Saudi authorities detained a billionaire global investor and the head of the National Guard as part of an anti-corruption purge that consolidates Crown Prince Mohammed bin Salman’s hold on power.
Prince Alwaleed bin Talal, who owns investment firm Kingdom Holding, was among 11 princes, four ministers and tens of former ministers detained, two senior Saudi officials told Reuters on Sunday.
A top security official, Prince Miteb bin Abdullah, was detained and replaced as minister of the powerful National Guard by Prince Khaled bin Ayyaf. This consolidates Prince Mohammed’s bin Salman’s control of security institutions which had previously been headed by separate branches of the ruling family.
News of the purge came in the early hours of Sunday after King Salman decreed the creation of an anti-corruption committee chaired by his 32-year-old son Prince Mohammed, who has amassed power since rising from obscurity less than three years ago.
The new body was given broad powers to investigate cases, issue arrest warrants and travel restrictions and freeze assets.
“The homeland will not exist unless corruption is uprooted and the corrupt are held accountable,” the royal decree said, reports Reuters.

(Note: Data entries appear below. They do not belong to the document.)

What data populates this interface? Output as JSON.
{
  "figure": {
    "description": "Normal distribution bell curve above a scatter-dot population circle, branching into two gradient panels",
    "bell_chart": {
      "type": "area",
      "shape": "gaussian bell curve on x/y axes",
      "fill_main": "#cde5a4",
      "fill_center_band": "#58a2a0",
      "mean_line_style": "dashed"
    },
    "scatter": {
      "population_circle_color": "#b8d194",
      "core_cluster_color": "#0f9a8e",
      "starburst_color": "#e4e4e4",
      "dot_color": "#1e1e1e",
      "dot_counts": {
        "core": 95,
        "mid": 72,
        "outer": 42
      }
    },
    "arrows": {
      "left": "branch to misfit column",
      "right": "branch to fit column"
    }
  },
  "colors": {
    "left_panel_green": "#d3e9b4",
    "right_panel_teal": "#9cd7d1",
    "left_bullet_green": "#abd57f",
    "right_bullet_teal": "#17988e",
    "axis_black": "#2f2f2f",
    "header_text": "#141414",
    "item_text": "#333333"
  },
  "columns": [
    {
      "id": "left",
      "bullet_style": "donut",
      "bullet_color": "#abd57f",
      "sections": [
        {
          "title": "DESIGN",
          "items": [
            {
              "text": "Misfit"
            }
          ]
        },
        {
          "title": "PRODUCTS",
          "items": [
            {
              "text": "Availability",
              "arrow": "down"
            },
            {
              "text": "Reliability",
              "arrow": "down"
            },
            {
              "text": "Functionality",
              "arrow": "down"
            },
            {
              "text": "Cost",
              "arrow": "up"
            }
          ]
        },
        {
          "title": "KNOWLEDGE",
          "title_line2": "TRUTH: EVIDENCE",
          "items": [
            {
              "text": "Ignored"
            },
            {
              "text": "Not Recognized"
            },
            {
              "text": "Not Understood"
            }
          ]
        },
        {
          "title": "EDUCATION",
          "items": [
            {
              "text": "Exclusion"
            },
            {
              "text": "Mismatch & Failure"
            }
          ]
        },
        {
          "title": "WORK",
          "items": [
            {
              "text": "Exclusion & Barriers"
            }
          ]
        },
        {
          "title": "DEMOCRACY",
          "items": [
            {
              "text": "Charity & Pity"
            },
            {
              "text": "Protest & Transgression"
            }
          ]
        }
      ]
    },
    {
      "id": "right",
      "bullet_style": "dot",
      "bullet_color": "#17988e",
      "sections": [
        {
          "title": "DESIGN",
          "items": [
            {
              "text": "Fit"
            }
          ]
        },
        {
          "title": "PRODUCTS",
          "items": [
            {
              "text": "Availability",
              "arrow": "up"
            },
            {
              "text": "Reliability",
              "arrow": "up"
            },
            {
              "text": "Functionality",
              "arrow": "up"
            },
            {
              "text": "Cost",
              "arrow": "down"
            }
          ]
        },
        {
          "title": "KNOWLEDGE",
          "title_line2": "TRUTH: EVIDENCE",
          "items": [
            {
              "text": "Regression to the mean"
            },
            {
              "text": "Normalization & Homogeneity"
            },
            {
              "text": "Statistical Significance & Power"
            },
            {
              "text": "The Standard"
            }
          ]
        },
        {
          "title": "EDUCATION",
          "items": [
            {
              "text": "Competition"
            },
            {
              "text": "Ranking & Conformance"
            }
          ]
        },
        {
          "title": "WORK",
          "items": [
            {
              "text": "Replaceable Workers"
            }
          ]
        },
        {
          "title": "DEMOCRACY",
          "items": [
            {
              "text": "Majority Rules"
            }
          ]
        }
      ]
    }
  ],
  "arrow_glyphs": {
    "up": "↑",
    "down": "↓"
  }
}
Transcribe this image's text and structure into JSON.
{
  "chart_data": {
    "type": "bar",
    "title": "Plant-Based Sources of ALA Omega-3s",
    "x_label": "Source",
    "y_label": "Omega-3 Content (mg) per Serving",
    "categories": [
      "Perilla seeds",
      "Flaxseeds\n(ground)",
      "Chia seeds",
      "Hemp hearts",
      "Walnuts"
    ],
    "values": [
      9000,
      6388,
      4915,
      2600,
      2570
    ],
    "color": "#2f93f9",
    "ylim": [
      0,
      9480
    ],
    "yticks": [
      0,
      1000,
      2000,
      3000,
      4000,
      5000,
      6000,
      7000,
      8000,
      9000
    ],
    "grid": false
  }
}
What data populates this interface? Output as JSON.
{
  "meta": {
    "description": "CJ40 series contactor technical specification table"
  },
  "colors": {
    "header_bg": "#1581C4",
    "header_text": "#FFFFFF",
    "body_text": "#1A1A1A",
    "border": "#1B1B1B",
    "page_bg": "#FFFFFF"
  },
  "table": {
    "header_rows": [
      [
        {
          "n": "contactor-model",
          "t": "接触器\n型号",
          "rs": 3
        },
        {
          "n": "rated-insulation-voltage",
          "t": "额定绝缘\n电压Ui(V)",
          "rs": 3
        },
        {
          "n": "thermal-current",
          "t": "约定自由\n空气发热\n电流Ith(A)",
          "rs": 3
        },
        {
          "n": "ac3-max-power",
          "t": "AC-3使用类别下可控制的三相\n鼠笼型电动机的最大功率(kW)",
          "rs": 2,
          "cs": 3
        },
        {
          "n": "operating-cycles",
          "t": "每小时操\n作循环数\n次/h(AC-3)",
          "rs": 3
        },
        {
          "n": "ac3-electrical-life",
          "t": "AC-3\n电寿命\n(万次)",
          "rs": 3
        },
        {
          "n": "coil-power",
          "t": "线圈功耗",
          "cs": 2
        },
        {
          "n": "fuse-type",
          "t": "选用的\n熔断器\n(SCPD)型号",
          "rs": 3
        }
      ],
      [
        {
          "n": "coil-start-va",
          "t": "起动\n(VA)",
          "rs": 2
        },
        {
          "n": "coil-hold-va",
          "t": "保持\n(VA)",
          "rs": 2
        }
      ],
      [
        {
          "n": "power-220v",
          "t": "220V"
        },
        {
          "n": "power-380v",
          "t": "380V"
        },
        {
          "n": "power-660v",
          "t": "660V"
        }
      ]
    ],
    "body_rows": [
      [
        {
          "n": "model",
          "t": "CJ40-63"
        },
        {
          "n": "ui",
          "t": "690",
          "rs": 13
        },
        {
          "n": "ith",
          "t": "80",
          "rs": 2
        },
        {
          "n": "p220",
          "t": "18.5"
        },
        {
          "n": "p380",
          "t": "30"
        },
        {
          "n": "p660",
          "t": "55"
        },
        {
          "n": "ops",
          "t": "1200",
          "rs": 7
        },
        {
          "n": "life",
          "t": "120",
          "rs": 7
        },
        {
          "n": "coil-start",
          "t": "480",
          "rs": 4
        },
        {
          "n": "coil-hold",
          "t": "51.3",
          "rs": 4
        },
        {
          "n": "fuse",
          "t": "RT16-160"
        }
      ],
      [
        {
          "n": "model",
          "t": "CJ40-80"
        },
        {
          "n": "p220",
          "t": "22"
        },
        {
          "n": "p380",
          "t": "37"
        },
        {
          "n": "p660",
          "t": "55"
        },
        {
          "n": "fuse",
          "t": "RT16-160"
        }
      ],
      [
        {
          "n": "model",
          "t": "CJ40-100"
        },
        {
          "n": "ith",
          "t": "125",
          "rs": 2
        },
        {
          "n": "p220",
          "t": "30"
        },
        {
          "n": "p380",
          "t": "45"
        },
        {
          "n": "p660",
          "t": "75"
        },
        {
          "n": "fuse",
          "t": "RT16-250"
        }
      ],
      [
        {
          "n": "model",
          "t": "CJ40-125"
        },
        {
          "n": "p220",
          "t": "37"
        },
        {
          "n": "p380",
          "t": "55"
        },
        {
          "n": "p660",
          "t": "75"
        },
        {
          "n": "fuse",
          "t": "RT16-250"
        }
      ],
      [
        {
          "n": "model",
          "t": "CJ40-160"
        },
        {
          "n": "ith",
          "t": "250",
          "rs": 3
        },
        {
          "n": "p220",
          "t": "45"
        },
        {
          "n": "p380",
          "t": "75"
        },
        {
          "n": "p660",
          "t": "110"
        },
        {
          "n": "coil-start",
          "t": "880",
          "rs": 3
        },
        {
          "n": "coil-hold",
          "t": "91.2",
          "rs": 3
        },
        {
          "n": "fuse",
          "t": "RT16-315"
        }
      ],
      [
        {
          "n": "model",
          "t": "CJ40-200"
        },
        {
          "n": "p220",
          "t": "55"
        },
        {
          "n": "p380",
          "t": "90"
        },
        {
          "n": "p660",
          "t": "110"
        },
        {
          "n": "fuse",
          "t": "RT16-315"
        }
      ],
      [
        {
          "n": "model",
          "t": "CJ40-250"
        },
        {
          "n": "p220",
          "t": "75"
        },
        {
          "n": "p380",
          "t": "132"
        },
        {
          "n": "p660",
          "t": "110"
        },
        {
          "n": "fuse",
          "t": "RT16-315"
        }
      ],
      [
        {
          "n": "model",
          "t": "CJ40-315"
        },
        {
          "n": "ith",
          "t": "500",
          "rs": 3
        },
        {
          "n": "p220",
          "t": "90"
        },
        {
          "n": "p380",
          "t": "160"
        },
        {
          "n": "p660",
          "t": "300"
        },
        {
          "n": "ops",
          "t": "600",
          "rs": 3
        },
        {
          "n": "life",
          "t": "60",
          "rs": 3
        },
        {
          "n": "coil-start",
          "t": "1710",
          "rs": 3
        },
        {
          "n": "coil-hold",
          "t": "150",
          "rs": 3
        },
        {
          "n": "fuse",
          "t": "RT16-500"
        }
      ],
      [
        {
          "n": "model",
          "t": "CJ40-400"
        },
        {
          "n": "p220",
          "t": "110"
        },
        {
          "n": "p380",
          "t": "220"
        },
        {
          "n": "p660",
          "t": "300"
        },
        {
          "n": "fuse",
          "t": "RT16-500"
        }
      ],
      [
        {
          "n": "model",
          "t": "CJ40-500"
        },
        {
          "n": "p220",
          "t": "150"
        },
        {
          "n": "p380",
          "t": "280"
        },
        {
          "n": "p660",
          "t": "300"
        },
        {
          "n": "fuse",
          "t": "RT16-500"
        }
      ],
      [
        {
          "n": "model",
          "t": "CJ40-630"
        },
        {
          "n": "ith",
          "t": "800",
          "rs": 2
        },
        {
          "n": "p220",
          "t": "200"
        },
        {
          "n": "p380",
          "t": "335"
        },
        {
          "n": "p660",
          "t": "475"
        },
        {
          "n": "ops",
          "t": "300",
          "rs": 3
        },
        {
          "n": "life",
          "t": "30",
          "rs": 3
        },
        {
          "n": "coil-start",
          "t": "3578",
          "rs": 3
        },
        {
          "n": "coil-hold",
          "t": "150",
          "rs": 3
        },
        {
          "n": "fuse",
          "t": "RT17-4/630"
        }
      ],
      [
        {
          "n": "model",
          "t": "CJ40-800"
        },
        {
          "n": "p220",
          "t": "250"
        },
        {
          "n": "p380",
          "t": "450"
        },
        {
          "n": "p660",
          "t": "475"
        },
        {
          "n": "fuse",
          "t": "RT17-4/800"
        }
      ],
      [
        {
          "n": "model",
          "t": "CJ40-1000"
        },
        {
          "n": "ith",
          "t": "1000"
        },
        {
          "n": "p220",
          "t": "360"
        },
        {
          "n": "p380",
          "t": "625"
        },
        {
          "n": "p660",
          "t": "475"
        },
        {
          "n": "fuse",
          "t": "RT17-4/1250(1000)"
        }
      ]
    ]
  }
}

Analysts said the goal of the purge went beyond corruption and aimed to remove potential opposition to Prince Mohammed as he pushes an ambitious and controversial reform agenda.
In September, he announced that a ban on women driving would be lifted and he is trying to break decades of conservative tradition by promoting public entertainment and visits by foreign tourists.
In economic policy, he has slashed state spending in some areas and plans a big sale of state assets.
“The most recent crackdown breaks with the tradition of consensus within the ruling family whose secretive inner workings are equivalent to those of the Kremlin at the time of the Soviet Union,” wrote James Dorsey, a senior fellow at Singapore’s S. Rajaratnam School of International Studies.
“Prince Mohammed, rather than forging alliances, is extending his iron grip to the ruling family, the military, and the National Guard to counter what appears to be more widespread opposition within the family as well as the military to his reforms and the Yemen war,” Dorsey said.
An economist at a big Gulf bank, who declined to be named because of political sensitivities, said nobody in Saudi Arabia believed corruption was at the root of the purge.
“It’s about consolidating power and frustration that reforms haven’t been happening fast enough,” the economist said.